Оказалось, что для меня это способ увидеть любовь даже там, где ее уже давно не встречали. И неожиданно увидеть цепи нелюбви, причины которых невозможно понять, мимолетом взглянув на жизнь той или иной семьи.

Сын не может дозвониться до своего отца, нужно вскрыть квартиру. Нередко такие вызовы заканчиваются тем, что внутри находят погибшего человека. Спрашиваю у сына, как давно он не может связаться с отцом. «Несколько дней». — «Живете далеко?» — «Да нет, в соседнем районе». Вскрываем. Заходим.

Да, отец заявителя погиб. Но квартира в таком жутком виде, что тело погибшего здесь — не самое страшное зрелище.

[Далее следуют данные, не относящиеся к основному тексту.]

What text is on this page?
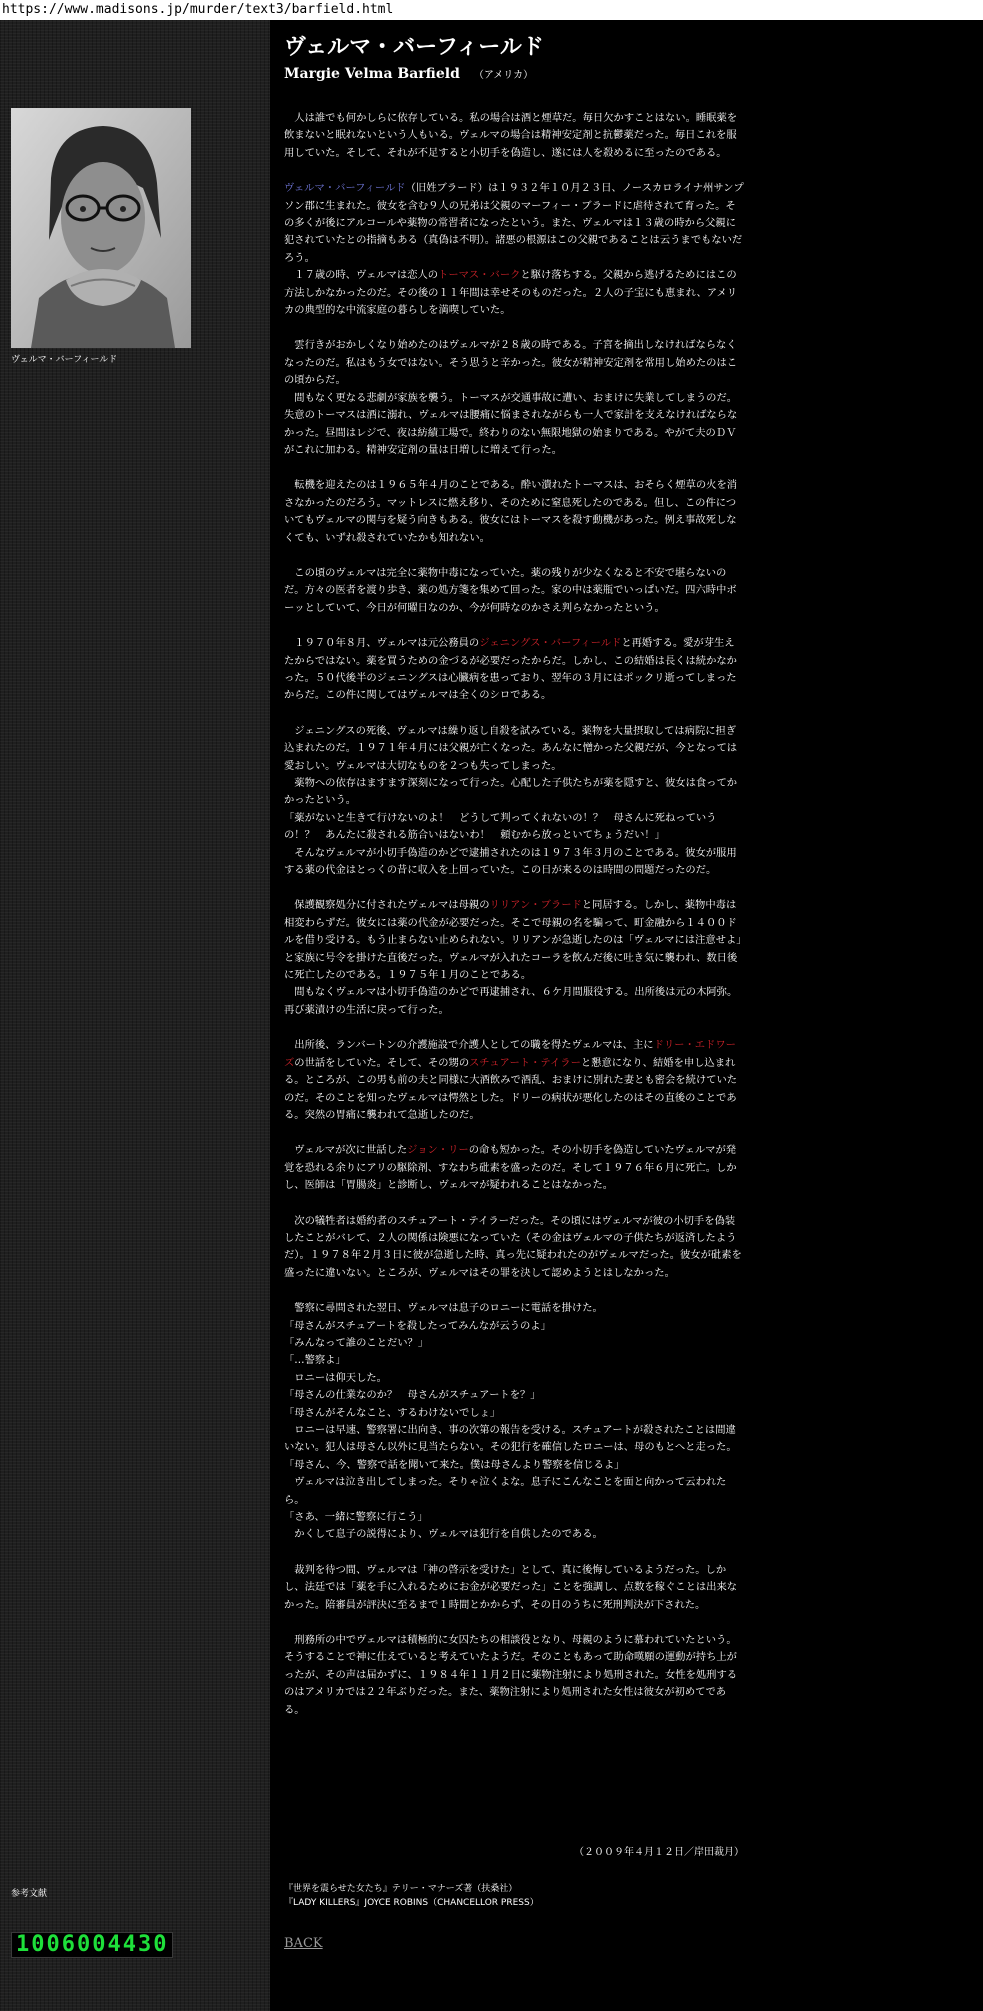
https://www.madisons.jp/murder/text3/barfield.html
ヴェルマ・バーフィールド
参考文献
1006004430
ヴェルマ・バーフィールド
Margie Velma Barfield （アメリカ）

　人は誰でも何かしらに依存している。私の場合は酒と煙草だ。毎日欠かすことはない。睡眠薬を飲まないと眠れないという人もいる。ヴェルマの場合は精神安定剤と抗鬱薬だった。毎日これを服用していた。そして、それが不足すると小切手を偽造し、遂には人を殺めるに至ったのである。

ヴェルマ・バーフィールド（旧姓ブラード）は１９３２年１０月２３日、ノースカロライナ州サンプソン郡に生まれた。彼女を含む９人の兄弟は父親のマーフィー・ブラードに虐待されて育った。その多くが後にアルコールや薬物の常習者になったという。また、ヴェルマは１３歳の時から父親に犯されていたとの指摘もある（真偽は不明）。諸悪の根源はこの父親であることは云うまでもないだろう。
　１７歳の時、ヴェルマは恋人のトーマス・バークと駆け落ちする。父親から逃げるためにはこの方法しかなかったのだ。その後の１１年間は幸せそのものだった。２人の子宝にも恵まれ、アメリカの典型的な中流家庭の暮らしを満喫していた。

　雲行きがおかしくなり始めたのはヴェルマが２８歳の時である。子宮を摘出しなければならなくなったのだ。私はもう女ではない。そう思うと辛かった。彼女が精神安定剤を常用し始めたのはこの頃からだ。
　間もなく更なる悲劇が家族を襲う。トーマスが交通事故に遭い、おまけに失業してしまうのだ。失意のトーマスは酒に溺れ、ヴェルマは腰痛に悩まされながらも一人で家計を支えなければならなかった。昼間はレジで、夜は紡績工場で。終わりのない無限地獄の始まりである。やがて夫のＤＶがこれに加わる。精神安定剤の量は日増しに増えて行った。

　転機を迎えたのは１９６５年４月のことである。酔い潰れたトーマスは、おそらく煙草の火を消さなかったのだろう。マットレスに燃え移り、そのために窒息死したのである。但し、この件についてもヴェルマの関与を疑う向きもある。彼女にはトーマスを殺す動機があった。例え事故死しなくても、いずれ殺されていたかも知れない。

　この頃のヴェルマは完全に薬物中毒になっていた。薬の残りが少なくなると不安で堪らないのだ。方々の医者を渡り歩き、薬の処方箋を集めて回った。家の中は薬瓶でいっぱいだ。四六時中ボーッとしていて、今日が何曜日なのか、今が何時なのかさえ判らなかったという。

　１９７０年８月、ヴェルマは元公務員のジェニングス・バーフィールドと再婚する。愛が芽生えたからではない。薬を買うための金づるが必要だったからだ。しかし、この結婚は長くは続かなかった。５０代後半のジェニングスは心臓病を患っており、翌年の３月にはポックリ逝ってしまったからだ。この件に関してはヴェルマは全くのシロである。

　ジェニングスの死後、ヴェルマは繰り返し自殺を試みている。薬物を大量摂取しては病院に担ぎ込まれたのだ。１９７１年４月には父親が亡くなった。あんなに憎かった父親だが、今となっては愛おしい。ヴェルマは大切なものを２つも失ってしまった。
　薬物への依存はますます深刻になって行った。心配した子供たちが薬を隠すと、彼女は食ってかかったという。
「薬がないと生きて行けないのよ！　どうして判ってくれないの！？　母さんに死ねっていうの！？　あんたに殺される筋合いはないわ！　頼むから放っといてちょうだい！」
　そんなヴェルマが小切手偽造のかどで逮捕されたのは１９７３年３月のことである。彼女が服用する薬の代金はとっくの昔に収入を上回っていた。この日が来るのは時間の問題だったのだ。

　保護観察処分に付されたヴェルマは母親のリリアン・ブラードと同居する。しかし、薬物中毒は相変わらずだ。彼女には薬の代金が必要だった。そこで母親の名を騙って、町金融から１４００ドルを借り受ける。もう止まらない止められない。リリアンが急逝したのは「ヴェルマには注意せよ」と家族に号令を掛けた直後だった。ヴェルマが入れたコーラを飲んだ後に吐き気に襲われ、数日後に死亡したのである。１９７５年１月のことである。
　間もなくヴェルマは小切手偽造のかどで再逮捕され、６ケ月間服役する。出所後は元の木阿弥。再び薬漬けの生活に戻って行った。

　出所後、ランバートンの介護施設で介護人としての職を得たヴェルマは、主にドリー・エドワーズの世話をしていた。そして、その甥のスチュアート・テイラーと懇意になり、結婚を申し込まれる。ところが、この男も前の夫と同様に大酒飲みで酒乱、おまけに別れた妻とも密会を続けていたのだ。そのことを知ったヴェルマは愕然とした。ドリーの病状が悪化したのはその直後のことである。突然の胃痛に襲われて急逝したのだ。

　ヴェルマが次に世話したジョン・リーの命も短かった。その小切手を偽造していたヴェルマが発覚を恐れる余りにアリの駆除剤、すなわち砒素を盛ったのだ。そして１９７６年６月に死亡。しかし、医師は「胃腸炎」と診断し、ヴェルマが疑われることはなかった。

　次の犠牲者は婚約者のスチュアート・テイラーだった。その頃にはヴェルマが彼の小切手を偽装したことがバレて、２人の関係は険悪になっていた（その金はヴェルマの子供たちが返済したようだ）。１９７８年２月３日に彼が急逝した時、真っ先に疑われたのがヴェルマだった。彼女が砒素を盛ったに違いない。ところが、ヴェルマはその罪を決して認めようとはしなかった。

　警察に尋問された翌日、ヴェルマは息子のロニーに電話を掛けた。
「母さんがスチュアートを殺したってみんなが云うのよ」
「みんなって誰のことだい？」
「…警察よ」
　ロニーは仰天した。
「母さんの仕業なのか？　母さんがスチュアートを？」
「母さんがそんなこと、するわけないでしょ」
　ロニーは早速、警察署に出向き、事の次第の報告を受ける。スチュアートが殺されたことは間違いない。犯人は母さん以外に見当たらない。その犯行を確信したロニーは、母のもとへと走った。
「母さん、今、警察で話を聞いて来た。僕は母さんより警察を信じるよ」
　ヴェルマは泣き出してしまった。そりゃ泣くよな。息子にこんなことを面と向かって云われたら。
「さあ、一緒に警察に行こう」
　かくして息子の説得により、ヴェルマは犯行を自供したのである。

　裁判を待つ間、ヴェルマは「神の啓示を受けた」として、真に後悔しているようだった。しかし、法廷では「薬を手に入れるためにお金が必要だった」ことを強調し、点数を稼ぐことは出来なかった。陪審員が評決に至るまで１時間とかからず、その日のうちに死刑判決が下された。

　刑務所の中でヴェルマは積極的に女囚たちの相談役となり、母親のように慕われていたという。そうすることで神に仕えていると考えていたようだ。そのこともあって助命嘆願の運動が持ち上がったが、その声は届かずに、１９８４年１１月２日に薬物注射により処刑された。女性を処刑するのはアメリカでは２２年ぶりだった。また、薬物注射により処刑された女性は彼女が初めてである。

（２００９年４月１２日／岸田裁月）
『世界を震らせた女たち』テリー・マナーズ著（扶桑社）
『LADY KILLERS』JOYCE ROBINS（CHANCELLOR PRESS）
BACK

Сын опускает глаза. Полицейские опускают глаза. И мы тоже. Потому что ничего не исправить и никак не помочь. Ни отцу, ни сыну.

Фото: Тим Какабадзе

Фото: Тим Какабадзе

Когда Андрей Звягинцев снимал фильм «Нелюбовь», я на первом этапе консультировала сценариста Олега Негина по теме пропавших детей. И когда фильм вышел, я шла смотреть кино именно об исчезнувшем мальчике. Но увидела картину про нелюбовь, которая кочует из поколения в поколение. Нас учат молчать и терпеть. Жить с нелюбимыми людьми «ради детей» и терпеть. Орать дома на жену или мужа можно, а на начальника в офисе — нельзя. А вот в интернете можно даже пожелать кому-то смерти или рождения больного ребенка — и тебе за это ничего не будет. Это открывает бесконечные возможности.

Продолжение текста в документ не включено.